The anti-atherogenic role of high-density lipoprotein (HDL) is believed to include protection of LDL against oxidation, removal of cholesterol from peripheral cells and prevention of activation of the endothelium. Maintenance of this atheroprotective role depends on the integrity of structure and function, which is dependent on HDL lipids, apolipoproteins, and associated enzymes.

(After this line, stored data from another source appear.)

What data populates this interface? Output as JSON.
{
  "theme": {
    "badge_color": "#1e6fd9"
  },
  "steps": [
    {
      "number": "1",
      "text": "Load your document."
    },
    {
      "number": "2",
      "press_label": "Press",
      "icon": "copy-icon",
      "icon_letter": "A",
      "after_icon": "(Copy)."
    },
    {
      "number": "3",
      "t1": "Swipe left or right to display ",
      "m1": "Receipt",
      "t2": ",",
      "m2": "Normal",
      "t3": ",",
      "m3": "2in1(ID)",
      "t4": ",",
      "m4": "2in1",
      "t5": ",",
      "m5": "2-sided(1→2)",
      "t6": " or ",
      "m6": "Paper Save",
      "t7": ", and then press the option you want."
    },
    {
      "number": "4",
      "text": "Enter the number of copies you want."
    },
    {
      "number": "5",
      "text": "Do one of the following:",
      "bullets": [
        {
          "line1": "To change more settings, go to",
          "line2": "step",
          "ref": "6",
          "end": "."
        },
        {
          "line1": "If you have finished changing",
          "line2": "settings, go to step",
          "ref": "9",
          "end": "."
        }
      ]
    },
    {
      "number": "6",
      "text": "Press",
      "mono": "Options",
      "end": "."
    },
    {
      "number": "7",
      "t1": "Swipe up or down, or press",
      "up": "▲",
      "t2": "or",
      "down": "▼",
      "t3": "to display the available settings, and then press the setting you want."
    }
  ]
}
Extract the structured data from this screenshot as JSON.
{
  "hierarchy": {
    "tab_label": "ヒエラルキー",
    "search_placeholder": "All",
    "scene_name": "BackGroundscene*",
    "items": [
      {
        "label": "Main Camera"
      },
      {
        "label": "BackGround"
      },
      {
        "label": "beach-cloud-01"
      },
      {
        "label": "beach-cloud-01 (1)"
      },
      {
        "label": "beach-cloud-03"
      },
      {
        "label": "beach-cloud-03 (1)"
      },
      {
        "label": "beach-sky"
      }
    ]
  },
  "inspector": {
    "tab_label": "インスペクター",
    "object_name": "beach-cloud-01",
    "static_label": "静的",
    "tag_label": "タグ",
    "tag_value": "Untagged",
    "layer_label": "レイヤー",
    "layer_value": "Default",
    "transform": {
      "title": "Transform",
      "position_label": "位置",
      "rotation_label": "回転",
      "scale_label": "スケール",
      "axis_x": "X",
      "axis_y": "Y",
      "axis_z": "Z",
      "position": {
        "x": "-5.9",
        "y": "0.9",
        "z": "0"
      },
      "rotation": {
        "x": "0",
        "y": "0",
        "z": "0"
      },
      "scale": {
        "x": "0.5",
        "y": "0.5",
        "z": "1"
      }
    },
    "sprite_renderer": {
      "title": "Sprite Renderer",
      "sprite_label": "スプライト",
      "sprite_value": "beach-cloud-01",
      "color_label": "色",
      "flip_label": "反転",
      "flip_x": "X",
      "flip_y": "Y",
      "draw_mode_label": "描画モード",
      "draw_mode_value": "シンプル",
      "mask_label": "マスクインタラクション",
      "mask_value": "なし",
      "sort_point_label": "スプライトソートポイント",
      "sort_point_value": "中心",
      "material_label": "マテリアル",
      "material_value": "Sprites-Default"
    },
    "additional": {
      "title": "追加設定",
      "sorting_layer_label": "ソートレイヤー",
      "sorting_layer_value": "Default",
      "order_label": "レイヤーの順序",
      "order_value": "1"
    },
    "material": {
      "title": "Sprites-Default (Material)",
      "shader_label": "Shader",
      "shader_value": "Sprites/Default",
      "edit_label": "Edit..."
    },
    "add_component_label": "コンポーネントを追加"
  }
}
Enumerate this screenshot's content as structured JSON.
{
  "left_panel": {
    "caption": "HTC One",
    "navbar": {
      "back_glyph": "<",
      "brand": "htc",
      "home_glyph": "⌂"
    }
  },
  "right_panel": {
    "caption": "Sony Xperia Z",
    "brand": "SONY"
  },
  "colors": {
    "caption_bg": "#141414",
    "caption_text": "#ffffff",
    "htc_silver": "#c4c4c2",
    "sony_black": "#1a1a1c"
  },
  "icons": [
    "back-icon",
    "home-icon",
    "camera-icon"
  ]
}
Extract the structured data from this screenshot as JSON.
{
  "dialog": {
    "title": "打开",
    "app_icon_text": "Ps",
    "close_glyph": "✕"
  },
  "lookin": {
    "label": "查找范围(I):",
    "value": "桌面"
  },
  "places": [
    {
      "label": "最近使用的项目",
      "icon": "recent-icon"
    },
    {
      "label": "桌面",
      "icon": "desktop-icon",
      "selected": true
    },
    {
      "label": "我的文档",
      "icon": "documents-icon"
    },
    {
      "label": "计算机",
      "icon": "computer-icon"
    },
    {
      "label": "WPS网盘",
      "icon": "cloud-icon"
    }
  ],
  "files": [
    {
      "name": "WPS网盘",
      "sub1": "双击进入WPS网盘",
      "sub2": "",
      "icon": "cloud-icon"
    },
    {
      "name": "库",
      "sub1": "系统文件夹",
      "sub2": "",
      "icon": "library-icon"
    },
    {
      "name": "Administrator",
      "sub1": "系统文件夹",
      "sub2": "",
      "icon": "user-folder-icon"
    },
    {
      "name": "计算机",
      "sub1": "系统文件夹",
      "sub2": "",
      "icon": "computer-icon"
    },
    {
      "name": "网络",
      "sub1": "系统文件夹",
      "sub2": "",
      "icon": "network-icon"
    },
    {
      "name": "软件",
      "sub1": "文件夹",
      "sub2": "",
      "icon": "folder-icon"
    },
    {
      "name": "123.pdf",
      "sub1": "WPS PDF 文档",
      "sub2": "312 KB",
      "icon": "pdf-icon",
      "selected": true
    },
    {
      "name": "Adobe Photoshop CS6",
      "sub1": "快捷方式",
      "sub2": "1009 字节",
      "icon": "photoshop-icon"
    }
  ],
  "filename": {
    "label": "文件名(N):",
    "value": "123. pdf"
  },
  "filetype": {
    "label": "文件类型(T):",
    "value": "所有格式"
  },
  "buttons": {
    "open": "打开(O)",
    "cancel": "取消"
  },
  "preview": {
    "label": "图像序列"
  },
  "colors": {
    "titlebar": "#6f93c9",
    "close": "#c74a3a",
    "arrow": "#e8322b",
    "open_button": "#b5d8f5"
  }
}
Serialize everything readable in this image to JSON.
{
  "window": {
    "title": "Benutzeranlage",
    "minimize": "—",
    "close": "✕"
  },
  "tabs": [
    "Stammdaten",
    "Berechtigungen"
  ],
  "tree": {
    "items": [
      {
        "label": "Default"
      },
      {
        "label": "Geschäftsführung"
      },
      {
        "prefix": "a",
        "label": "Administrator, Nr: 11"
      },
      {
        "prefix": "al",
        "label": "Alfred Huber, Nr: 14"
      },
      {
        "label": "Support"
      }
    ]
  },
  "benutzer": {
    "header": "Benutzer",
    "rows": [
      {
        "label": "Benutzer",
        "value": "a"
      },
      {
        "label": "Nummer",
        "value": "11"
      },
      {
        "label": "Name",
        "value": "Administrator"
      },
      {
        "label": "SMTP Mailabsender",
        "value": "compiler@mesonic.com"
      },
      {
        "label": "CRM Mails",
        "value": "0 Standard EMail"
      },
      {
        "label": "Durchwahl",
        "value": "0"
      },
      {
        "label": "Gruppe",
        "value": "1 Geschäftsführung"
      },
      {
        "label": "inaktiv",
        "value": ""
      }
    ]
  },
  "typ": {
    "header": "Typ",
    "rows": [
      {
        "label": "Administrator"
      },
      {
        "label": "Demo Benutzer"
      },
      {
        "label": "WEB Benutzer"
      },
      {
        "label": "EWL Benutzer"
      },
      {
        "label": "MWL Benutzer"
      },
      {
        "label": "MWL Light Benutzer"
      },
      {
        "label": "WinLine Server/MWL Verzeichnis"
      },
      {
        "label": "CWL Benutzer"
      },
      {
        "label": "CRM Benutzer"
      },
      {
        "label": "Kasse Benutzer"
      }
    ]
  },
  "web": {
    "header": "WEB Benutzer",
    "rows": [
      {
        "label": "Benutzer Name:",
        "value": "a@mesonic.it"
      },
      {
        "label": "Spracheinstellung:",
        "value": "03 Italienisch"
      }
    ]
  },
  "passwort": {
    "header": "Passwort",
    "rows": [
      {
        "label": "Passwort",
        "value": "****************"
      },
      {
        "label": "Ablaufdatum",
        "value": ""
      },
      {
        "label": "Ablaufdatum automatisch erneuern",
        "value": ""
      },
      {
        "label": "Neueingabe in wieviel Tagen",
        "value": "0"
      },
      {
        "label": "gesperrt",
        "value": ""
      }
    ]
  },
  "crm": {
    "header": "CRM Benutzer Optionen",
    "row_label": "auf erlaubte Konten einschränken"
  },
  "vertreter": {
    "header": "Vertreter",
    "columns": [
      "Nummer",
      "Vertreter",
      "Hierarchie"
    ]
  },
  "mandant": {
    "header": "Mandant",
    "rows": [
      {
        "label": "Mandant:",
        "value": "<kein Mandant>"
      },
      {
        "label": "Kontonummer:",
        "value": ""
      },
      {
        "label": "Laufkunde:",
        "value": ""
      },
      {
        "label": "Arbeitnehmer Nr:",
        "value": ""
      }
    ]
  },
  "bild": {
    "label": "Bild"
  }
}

The antioxidant function of HDL has been attributed mainly to apolipoprotein AI (apoAI) and paraoxonase-1 (PON-1); however, this has not been critically tested with peroxynitrite, a strong oxidant.;I hypothesized (1) that, like LDL, HDL undergoes exposure to oxidation in the vessel wall, increasing the formation of oxo-phospholipids that activate the endothelium, modify apoAI and promote uptake of oxidized HDL by THP-1 macrophages; and (2) these effects are minimized by PON-1.;This thesis demonstrated significant increases in the accumulation of hydroperoxides, isoprostanes, core aldehyde derivatives of PC, and lysoPC following incubation of native HDL with SIN-1, compared to HDL lipids or HDL treated with trypsin. Unexpectedly, apoAI promoted the formation of PC core aldehydes during oxidation of PC proteoliposomes. Oxidation of apoAI proteoliposomes, in the presence of purified PON-1, decreased PC hydroperoxides, minimized accumulation of PC core aldehydes and PC isoprostanes, as well as increased lysoPC. Incubation of oxidized HDL with human umbilical vein endothelial cells (HUVECs) increased THP-1 macrophage binding to HUVECs and enhanced THP-1 macrophage chemotaxis. This was shown to be due to PC core aldehydes derived from linoleoyl and arachidonoyl glycerophosphocholine. PON-1 inhibited the activation of HUVECs by oxidized PCs by hydrolysis of PC core aldehydes to IysoPC.;It is concluded that oxidation of HDL increased the formation of PC core aldehydes and their binding to apoAI via Schiff base adducts. ApoAI-Schiff base adducts enhanced binding and uptake of oxidized HDL by THP-1 macrophages.;It is proposed that apoAI and PON-1 serve as a coupled system that normally functions as a protective system by hydrolyzing oxo-PCs to lysoPC, minimizing the accumulation of harmful bioactive products of PC oxidation. Overexposure of HDL to peroxynitrite replicates pro-atherogenic events previously ascribed to oxidation of LDL. (Abstract shortened by UMI.).